With Himalaya Data Mining Tools we are developing new functionality for data mining and working on techniques to improve existing models. The long term goal of the project is to publish the source code of new cutting edge algorithms from the Cornell Database Group so that these new algorithms can be utilized and tested by other users in a structured environment.
The initial release included two algorithms for mining patterns from itemsets in a transactional database. A new algorithm for regression tree construction has been recently posted. There are plans to include additional techniques such as data stream mining in the future.
All algorithms are implemented in C++ and have been ported to both the Linux and Windows platforms.
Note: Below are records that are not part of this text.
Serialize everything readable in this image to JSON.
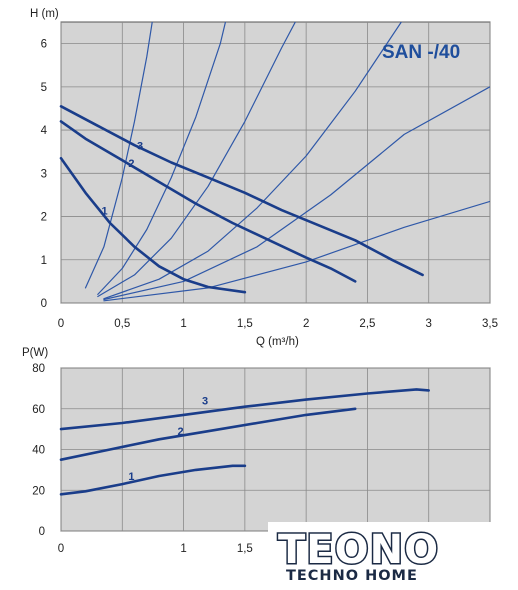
{
  "chart_data": [
    {
      "type": "line",
      "title": "SAN -/40",
      "xlabel": "Q (m³/h)",
      "ylabel": "H (m)",
      "xlim": [
        0,
        3.5
      ],
      "ylim": [
        0,
        6.5
      ],
      "grid": true,
      "x_ticks": [
        "0",
        "0,5",
        "1",
        "1,5",
        "2",
        "2,5",
        "3",
        "3,5"
      ],
      "y_ticks": [
        "0",
        "1",
        "2",
        "3",
        "4",
        "5",
        "6"
      ],
      "series": [
        {
          "label": "1",
          "points": [
            [
              0,
              3.35
            ],
            [
              0.2,
              2.55
            ],
            [
              0.4,
              1.85
            ],
            [
              0.6,
              1.3
            ],
            [
              0.8,
              0.85
            ],
            [
              1.0,
              0.55
            ],
            [
              1.2,
              0.37
            ],
            [
              1.5,
              0.25
            ]
          ]
        },
        {
          "label": "2",
          "points": [
            [
              0,
              4.2
            ],
            [
              0.2,
              3.8
            ],
            [
              0.5,
              3.3
            ],
            [
              0.8,
              2.8
            ],
            [
              1.1,
              2.3
            ],
            [
              1.4,
              1.85
            ],
            [
              1.7,
              1.45
            ],
            [
              2.0,
              1.05
            ],
            [
              2.2,
              0.8
            ],
            [
              2.4,
              0.5
            ]
          ]
        },
        {
          "label": "3",
          "points": [
            [
              0,
              4.55
            ],
            [
              0.3,
              4.1
            ],
            [
              0.6,
              3.65
            ],
            [
              0.9,
              3.25
            ],
            [
              1.2,
              2.9
            ],
            [
              1.5,
              2.55
            ],
            [
              1.8,
              2.15
            ],
            [
              2.1,
              1.8
            ],
            [
              2.4,
              1.45
            ],
            [
              2.7,
              1.0
            ],
            [
              2.95,
              0.65
            ]
          ]
        }
      ],
      "system_curves": [
        [
          [
            0.2,
            0.35
          ],
          [
            0.35,
            1.3
          ],
          [
            0.5,
            2.9
          ],
          [
            0.6,
            4.2
          ],
          [
            0.7,
            5.7
          ],
          [
            0.75,
            6.6
          ]
        ],
        [
          [
            0.3,
            0.2
          ],
          [
            0.5,
            0.8
          ],
          [
            0.7,
            1.7
          ],
          [
            0.9,
            2.9
          ],
          [
            1.1,
            4.3
          ],
          [
            1.3,
            6.0
          ],
          [
            1.35,
            6.6
          ]
        ],
        [
          [
            0.3,
            0.15
          ],
          [
            0.6,
            0.65
          ],
          [
            0.9,
            1.5
          ],
          [
            1.2,
            2.7
          ],
          [
            1.5,
            4.2
          ],
          [
            1.8,
            5.9
          ],
          [
            1.93,
            6.6
          ]
        ],
        [
          [
            0.35,
            0.1
          ],
          [
            0.8,
            0.55
          ],
          [
            1.2,
            1.2
          ],
          [
            1.6,
            2.2
          ],
          [
            2.0,
            3.4
          ],
          [
            2.4,
            4.9
          ],
          [
            2.8,
            6.6
          ]
        ],
        [
          [
            0.35,
            0.08
          ],
          [
            1.0,
            0.5
          ],
          [
            1.6,
            1.3
          ],
          [
            2.2,
            2.5
          ],
          [
            2.8,
            3.9
          ],
          [
            3.5,
            5.0
          ]
        ],
        [
          [
            0.35,
            0.05
          ],
          [
            1.2,
            0.35
          ],
          [
            2.0,
            0.95
          ],
          [
            2.8,
            1.75
          ],
          [
            3.5,
            2.35
          ]
        ]
      ]
    },
    {
      "type": "line",
      "title": "",
      "xlabel": "",
      "ylabel": "P(W)",
      "xlim": [
        0,
        3.5
      ],
      "ylim": [
        0,
        80
      ],
      "grid": true,
      "x_ticks": [
        "0",
        "1",
        "1,5"
      ],
      "y_ticks": [
        "0",
        "20",
        "40",
        "60",
        "80"
      ],
      "series": [
        {
          "label": "1",
          "points": [
            [
              0,
              18
            ],
            [
              0.2,
              19.5
            ],
            [
              0.5,
              23
            ],
            [
              0.8,
              27
            ],
            [
              1.1,
              30
            ],
            [
              1.4,
              32
            ],
            [
              1.5,
              32
            ]
          ]
        },
        {
          "label": "2",
          "points": [
            [
              0,
              35
            ],
            [
              0.4,
              40
            ],
            [
              0.8,
              45
            ],
            [
              1.2,
              49
            ],
            [
              1.6,
              53
            ],
            [
              2.0,
              57
            ],
            [
              2.4,
              60
            ]
          ]
        },
        {
          "label": "3",
          "points": [
            [
              0,
              50
            ],
            [
              0.5,
              53
            ],
            [
              1.0,
              57
            ],
            [
              1.5,
              61
            ],
            [
              2.0,
              64.5
            ],
            [
              2.5,
              67.5
            ],
            [
              2.9,
              69.5
            ],
            [
              3.0,
              69
            ]
          ]
        }
      ]
    }
  ],
  "logo": {
    "main": "TEONO",
    "sub": "TECHNO HOME"
  }
}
Extensive documentation is provided with Doxygen-generated HTML pages that detail all of the various components of both programs.
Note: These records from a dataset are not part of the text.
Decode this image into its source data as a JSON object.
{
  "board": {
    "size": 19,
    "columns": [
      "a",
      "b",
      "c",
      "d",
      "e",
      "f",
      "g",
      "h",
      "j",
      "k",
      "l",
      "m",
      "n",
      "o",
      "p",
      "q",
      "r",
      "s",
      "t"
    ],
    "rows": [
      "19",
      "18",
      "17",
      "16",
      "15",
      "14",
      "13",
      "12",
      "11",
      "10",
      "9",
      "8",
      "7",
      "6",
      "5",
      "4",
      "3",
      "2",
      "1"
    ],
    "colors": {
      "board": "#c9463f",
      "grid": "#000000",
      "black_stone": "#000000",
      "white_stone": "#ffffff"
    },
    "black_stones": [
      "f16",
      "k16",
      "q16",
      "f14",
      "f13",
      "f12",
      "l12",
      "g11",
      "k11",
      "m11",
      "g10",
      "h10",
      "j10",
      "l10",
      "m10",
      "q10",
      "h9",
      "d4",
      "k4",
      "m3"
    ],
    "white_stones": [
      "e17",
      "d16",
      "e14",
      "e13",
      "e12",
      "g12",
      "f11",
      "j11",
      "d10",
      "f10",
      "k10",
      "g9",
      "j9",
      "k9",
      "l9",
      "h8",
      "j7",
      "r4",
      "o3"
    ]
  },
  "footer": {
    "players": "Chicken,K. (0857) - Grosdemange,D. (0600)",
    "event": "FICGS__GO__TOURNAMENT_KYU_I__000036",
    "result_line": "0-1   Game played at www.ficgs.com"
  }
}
This research has been supported by the National Science Foundation under Grants IIS-0084762 and IIS-0121175. Any opinions, findings, and conclusions or recommendations expressed in this material are those of the author(s) and do not necessarily reflect the views of the National Science Foundation.
MAFIA is an algorithm for mining maximal frequent itemsets from a transactional database. The algorithm is especially efficient when the itemsets in the database are very long by using innovative pruning and compression techniques. It is one of the fastest published algorithm for mining long itemsets and outperforms previous work by up to an order of magnitude.
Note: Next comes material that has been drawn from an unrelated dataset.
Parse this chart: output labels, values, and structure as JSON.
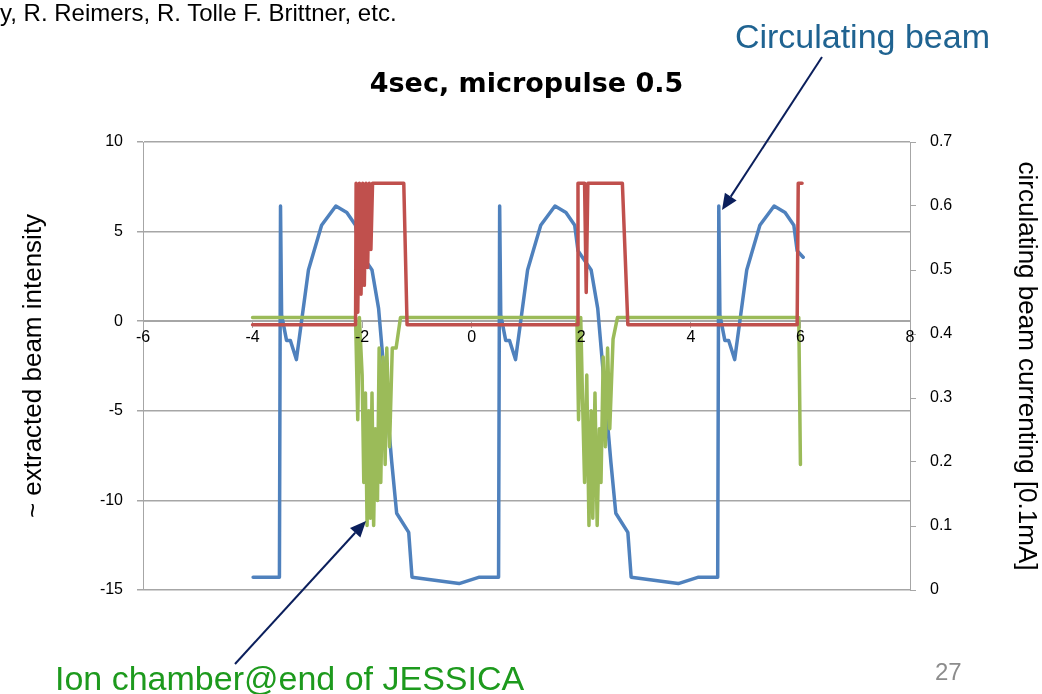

SPAM is a new algorithm for finding all frequent sequences within a transactional database, and is the fastest published algorithm for this task today. Various pruning mechanisms are implemented to reduce the search space and speed processing. Our performance numbers show that the algorithm outperforms previous work by a factor of 3 to over an order of magnitude.
SECRET (Scalable EM Classification-based Regression Trees) is a new construction algorithm for regression trees with linear models in the leaves.